The University of Connecticut overpaid faculty who went on sabbatical, including former President Susan Herbst, and failed to solicit bids for contracts that exceed the $500,000 threshold, according to a report from the state Auditors of Public Accounts.
Principal Auditor John Harrison said UConn overpaid Herbst $335,514 and a second employee $98,649 while they were on sabbatical, and also did not require faculty to repay sabbatical pay when they did not meet the return-to-work requirements.
UConn spokeswoman Stephanie Reitz said Herbst’s pay is stipulated by a contract approved by the Board of Regents and remains in place even after she stepped down as president in 2019 to continue teaching political science.
“President Herbst was on sabbatical as a former president, rather than in her capacity as a faculty member,” Reitz said in a statement. “This is consistent with past presidents who were similarly paid a full-year leave at their presidential base salary.”
Reitz said UConn will contact the state Auditors of Public Accounts to “clarify the distinction between faculty sabbaticals and leaves that may be afforded by virtue of an employment agreement.”
She also said that in other cases UConn will take steps to follow its bylaws, which stipulate that an employee can either take a one-semester sabbatical at full pay or a two-semester sabbatical at half pay.
Employees also have to return to work for at least a year after their sabbatical, and must repay UConn if they fail to meet that requirement.
Harrison reviewed 15 employees who went on sabbatical over a three-year period ending June 30, 2021, and found four who failed to meet the return-to-work requirement.
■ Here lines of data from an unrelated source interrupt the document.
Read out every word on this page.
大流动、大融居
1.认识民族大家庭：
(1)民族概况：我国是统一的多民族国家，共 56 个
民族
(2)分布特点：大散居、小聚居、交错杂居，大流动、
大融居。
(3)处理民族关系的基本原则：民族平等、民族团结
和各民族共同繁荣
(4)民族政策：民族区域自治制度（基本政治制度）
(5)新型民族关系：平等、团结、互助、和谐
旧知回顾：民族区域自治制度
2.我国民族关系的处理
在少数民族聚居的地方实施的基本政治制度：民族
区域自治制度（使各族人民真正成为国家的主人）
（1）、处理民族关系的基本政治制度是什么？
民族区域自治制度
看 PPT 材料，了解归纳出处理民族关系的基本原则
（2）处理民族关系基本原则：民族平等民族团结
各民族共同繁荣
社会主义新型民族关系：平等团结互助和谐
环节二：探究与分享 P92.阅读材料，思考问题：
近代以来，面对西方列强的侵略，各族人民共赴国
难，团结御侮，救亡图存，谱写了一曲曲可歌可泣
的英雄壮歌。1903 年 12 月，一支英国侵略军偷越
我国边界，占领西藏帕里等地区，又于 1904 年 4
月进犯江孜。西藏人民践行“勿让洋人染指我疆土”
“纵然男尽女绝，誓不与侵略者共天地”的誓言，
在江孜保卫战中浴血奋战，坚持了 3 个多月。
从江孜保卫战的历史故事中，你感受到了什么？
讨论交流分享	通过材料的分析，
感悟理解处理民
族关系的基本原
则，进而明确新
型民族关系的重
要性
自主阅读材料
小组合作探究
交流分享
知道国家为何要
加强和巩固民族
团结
They were paid a combined $289,956, but they never repaid the funds and UConn never sought repayment.
The audit also said this problem was noted in a prior audit five years ago.
Harrison also reviewed six contracts, totaling $20.4 million, which required UConn to seek competitive bids because they exceeded $500,000. In three cases, UConn did not seek bids.
The most expensive contract had a value of more than $3.1 million, while two others cost nearly $2.2 million and $943,506 respectively.
The report notes UConn contested the finding, telling Harrison that “a state agency also has the statutory authority to sole source procurement when certain circumstances are met.” Harrison said he did not think the three contracts met the criteria.
Similarly, he said UConn failed to justify its decision to not seek bids for a $4 million construction project, giving the work to a construction manager already working on another project for the school.
Other findings in the 50-page report include overcompensating employees who stepped down to lower positions and improper approval of compensation time.
Harrison audited 20 employees who stepped down from management positions during the three-year period and found four instances where UConn increased those employees’ monthly salaries.
According to the audit, UConn did not have documentation justifying those decisions.
Harrison also said UConn did not have any documentation showing managers approved compensation time. Under a collective bargaining agreement, UConn employees asked to work overtime can accrue additional time off as compensation and use it in the future.
Employees must complete a form and get formal approval from their manager, according to the audit.
Harrison reviewed 15 employees who accrued a combined 9,848 hours of compensation time and found that UConn did not have proper documentation for five employees who collectively had 3,337 hours worth of compensation time.